Early days in Bucharest and Paris in artistic circles
Between the 1920s and 1930s, Brauner travelled back and forth between Bucharest and Paris. His decisive meeting with André Breton in 1933 brought him fully into the surrealist circle. Settling in Paris in 1930, he befriended major artists such as Constantin Brancusi, Yves Tanguy and Alberto Giacometti, who, like him, lived on Rue du Moulin-Vert. Fascinated by the themes of death, dreams and somnambulism, particularly during his stays in Fălticeni, his work sometimes evokes that of Giorgio de Chirico, Salvador Dalí and Otto Dix, as in the character of Monsieur K. Between 1925 and 1938, he fully asserted his surrealist language. It was against this backdrop of the interwar period that he painted Un Homme et Une Femme (A Man and a Woman) in 1936, black and white works that convey universal forces beyond his control.
The painter magus
The year 1938 marked a major turning point in his life. Brauner joined the Communist Party and was the victim of a violent accident in Paris: he lost an eye as a result of a shard of glass during an altercation involving Oscar Domínguez and Esteban Francès. This event is considered premonitory, as he had painted Self-Portrait with Enucleated Eye seven years earlier. This episode reinforced his image as a visionary artist within the Surrealist movement, capable of revealing truths hidden by art.
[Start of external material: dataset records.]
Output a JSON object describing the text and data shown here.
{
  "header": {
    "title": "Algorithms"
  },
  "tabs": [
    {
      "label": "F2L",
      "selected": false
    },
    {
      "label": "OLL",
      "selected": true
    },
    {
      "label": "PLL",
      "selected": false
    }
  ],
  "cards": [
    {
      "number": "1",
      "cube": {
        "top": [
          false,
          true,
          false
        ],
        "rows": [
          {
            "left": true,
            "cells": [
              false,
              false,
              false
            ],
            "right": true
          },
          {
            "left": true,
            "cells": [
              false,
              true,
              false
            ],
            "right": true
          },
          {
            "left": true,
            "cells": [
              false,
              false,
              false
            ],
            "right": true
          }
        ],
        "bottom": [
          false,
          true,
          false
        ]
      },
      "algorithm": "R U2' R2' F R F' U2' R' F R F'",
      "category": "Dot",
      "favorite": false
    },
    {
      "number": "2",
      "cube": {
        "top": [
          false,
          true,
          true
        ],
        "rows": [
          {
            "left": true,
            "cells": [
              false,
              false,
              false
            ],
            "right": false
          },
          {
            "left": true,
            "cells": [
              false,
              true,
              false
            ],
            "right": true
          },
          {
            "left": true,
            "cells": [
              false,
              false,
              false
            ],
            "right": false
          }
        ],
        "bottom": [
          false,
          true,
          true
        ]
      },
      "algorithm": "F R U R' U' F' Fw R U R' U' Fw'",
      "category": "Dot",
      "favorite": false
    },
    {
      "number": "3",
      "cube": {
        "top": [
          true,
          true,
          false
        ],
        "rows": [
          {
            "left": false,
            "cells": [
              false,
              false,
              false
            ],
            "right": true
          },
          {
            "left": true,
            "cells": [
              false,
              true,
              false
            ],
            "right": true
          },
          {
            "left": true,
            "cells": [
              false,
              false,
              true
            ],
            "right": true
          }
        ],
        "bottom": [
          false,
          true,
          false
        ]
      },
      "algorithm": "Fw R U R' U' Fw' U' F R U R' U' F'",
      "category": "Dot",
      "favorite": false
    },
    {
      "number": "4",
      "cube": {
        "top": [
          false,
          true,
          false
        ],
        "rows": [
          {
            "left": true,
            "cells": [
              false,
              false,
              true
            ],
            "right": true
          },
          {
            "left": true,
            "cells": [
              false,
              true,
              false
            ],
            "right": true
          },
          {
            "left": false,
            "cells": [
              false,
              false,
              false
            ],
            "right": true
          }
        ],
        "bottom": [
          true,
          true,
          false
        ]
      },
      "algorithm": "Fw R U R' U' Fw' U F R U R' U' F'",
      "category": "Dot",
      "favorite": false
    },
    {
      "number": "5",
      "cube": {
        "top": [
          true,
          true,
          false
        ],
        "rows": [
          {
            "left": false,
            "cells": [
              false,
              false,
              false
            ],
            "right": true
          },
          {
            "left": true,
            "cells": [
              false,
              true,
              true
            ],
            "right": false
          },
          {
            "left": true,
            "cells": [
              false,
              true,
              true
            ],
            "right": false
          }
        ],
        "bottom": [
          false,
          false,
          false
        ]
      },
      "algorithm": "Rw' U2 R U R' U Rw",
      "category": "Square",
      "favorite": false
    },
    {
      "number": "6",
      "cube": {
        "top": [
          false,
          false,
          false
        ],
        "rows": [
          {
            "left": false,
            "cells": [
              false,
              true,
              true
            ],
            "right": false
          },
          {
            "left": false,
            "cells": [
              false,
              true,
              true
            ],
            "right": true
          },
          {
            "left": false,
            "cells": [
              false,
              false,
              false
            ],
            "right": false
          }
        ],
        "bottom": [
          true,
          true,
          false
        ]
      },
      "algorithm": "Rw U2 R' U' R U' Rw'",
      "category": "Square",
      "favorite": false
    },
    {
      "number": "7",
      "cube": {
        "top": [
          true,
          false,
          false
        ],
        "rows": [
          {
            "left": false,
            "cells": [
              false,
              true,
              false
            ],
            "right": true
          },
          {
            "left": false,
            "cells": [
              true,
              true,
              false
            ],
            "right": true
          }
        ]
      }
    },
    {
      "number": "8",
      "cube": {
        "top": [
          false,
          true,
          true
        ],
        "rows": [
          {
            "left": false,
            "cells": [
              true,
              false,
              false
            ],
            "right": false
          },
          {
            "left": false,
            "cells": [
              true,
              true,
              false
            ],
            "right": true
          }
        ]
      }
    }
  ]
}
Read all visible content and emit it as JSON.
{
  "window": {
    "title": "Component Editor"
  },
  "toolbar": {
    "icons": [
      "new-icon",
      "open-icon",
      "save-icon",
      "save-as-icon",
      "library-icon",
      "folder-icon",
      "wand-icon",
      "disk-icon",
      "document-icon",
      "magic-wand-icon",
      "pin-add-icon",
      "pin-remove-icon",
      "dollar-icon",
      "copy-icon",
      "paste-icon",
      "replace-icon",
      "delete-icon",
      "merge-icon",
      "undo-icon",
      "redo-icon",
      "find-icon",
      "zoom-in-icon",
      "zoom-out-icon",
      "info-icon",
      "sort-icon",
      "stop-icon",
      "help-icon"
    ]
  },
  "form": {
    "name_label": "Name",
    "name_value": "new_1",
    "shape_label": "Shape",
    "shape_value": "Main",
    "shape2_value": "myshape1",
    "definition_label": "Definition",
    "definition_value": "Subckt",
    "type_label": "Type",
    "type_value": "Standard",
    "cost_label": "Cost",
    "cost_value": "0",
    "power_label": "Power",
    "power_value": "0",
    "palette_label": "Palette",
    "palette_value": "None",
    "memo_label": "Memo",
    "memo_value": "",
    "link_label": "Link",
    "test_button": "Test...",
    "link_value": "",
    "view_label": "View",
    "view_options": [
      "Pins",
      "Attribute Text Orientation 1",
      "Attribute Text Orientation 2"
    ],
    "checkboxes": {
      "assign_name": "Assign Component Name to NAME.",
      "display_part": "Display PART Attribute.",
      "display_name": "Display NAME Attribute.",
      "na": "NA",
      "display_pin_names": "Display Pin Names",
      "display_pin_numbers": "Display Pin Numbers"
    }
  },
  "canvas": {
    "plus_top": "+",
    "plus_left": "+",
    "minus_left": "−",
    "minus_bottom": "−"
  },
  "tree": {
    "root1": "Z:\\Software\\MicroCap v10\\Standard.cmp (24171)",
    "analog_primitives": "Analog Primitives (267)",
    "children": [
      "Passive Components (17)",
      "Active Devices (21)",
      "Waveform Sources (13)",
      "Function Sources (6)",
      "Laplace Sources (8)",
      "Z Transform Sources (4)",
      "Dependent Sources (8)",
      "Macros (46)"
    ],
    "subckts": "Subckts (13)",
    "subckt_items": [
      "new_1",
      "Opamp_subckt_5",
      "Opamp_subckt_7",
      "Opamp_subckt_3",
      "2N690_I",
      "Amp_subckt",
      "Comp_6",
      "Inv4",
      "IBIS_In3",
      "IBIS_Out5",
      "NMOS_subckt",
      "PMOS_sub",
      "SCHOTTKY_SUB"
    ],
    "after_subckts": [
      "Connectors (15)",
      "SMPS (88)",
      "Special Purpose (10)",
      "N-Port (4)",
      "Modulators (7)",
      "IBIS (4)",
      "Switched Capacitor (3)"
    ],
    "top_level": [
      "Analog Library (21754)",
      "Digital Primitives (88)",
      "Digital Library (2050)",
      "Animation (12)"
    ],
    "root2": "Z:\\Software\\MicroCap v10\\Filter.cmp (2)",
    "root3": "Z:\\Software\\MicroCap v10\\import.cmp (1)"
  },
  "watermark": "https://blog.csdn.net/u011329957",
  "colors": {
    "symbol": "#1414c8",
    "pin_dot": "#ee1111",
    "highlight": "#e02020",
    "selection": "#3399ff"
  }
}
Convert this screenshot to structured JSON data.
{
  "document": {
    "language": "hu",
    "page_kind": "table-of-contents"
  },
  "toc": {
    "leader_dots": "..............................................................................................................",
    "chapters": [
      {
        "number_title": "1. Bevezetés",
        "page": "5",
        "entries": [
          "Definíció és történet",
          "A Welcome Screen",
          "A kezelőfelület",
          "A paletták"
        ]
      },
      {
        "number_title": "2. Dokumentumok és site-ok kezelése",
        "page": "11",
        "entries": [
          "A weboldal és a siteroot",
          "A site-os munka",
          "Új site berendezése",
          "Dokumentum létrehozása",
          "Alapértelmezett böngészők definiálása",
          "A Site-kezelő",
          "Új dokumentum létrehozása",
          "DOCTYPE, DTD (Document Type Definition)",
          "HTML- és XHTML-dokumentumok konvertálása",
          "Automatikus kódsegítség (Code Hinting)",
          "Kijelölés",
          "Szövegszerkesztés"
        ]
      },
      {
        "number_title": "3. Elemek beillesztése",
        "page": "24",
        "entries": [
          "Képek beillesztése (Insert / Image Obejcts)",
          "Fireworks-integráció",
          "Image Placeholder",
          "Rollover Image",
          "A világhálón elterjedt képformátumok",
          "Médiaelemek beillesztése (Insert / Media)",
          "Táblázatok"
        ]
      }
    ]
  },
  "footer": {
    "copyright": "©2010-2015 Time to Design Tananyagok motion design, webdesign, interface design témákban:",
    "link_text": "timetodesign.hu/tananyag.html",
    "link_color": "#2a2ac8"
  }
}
The artist in retreat: refuge, magic and dreamlike imagery
During the Second World War, Victor Brauner took refuge in the south of France, hiding in the Hautes-Alpes to escape the German occupation. This period of isolation fuelled a deeply dreamlike and esoteric body of work. He turned to doctrines such as spiritualism, alchemy and tarot, which he saw as means of protection and knowledge. His universe became populated with witches, magicians, totemic figures and invisible worlds. It was in the context of the interwar period that he painted Un Homme et Une Femme (A Man and a Woman) in 1936, black and white works that convey universal forces beyond his control.
Consecration of a visionary painter
After the war, Brauner pursued a personal artistic quest, marked by the invention of figures such as Congloméros and the success of sculptures such as the plaster Wolf, exhibited at the Maeght Gallery in 1947. In 1945, he moved into the former studio of Le Douanier Rousseau, where he developed a mystical and archaic style of painting, inspired by Egyptian and pre-Columbian myths. Disagreeing with certain decisions made by the Surrealist group — notably the exclusion of Roberto Matta — he gradually distanced himself from them. His visionary and symbolic work sought out elementary and timeless forms. In 1966, the year of his death, Victor Brauner was chosen to represent France at the Venice Biennale, definitively confirming the importance of his artistic career.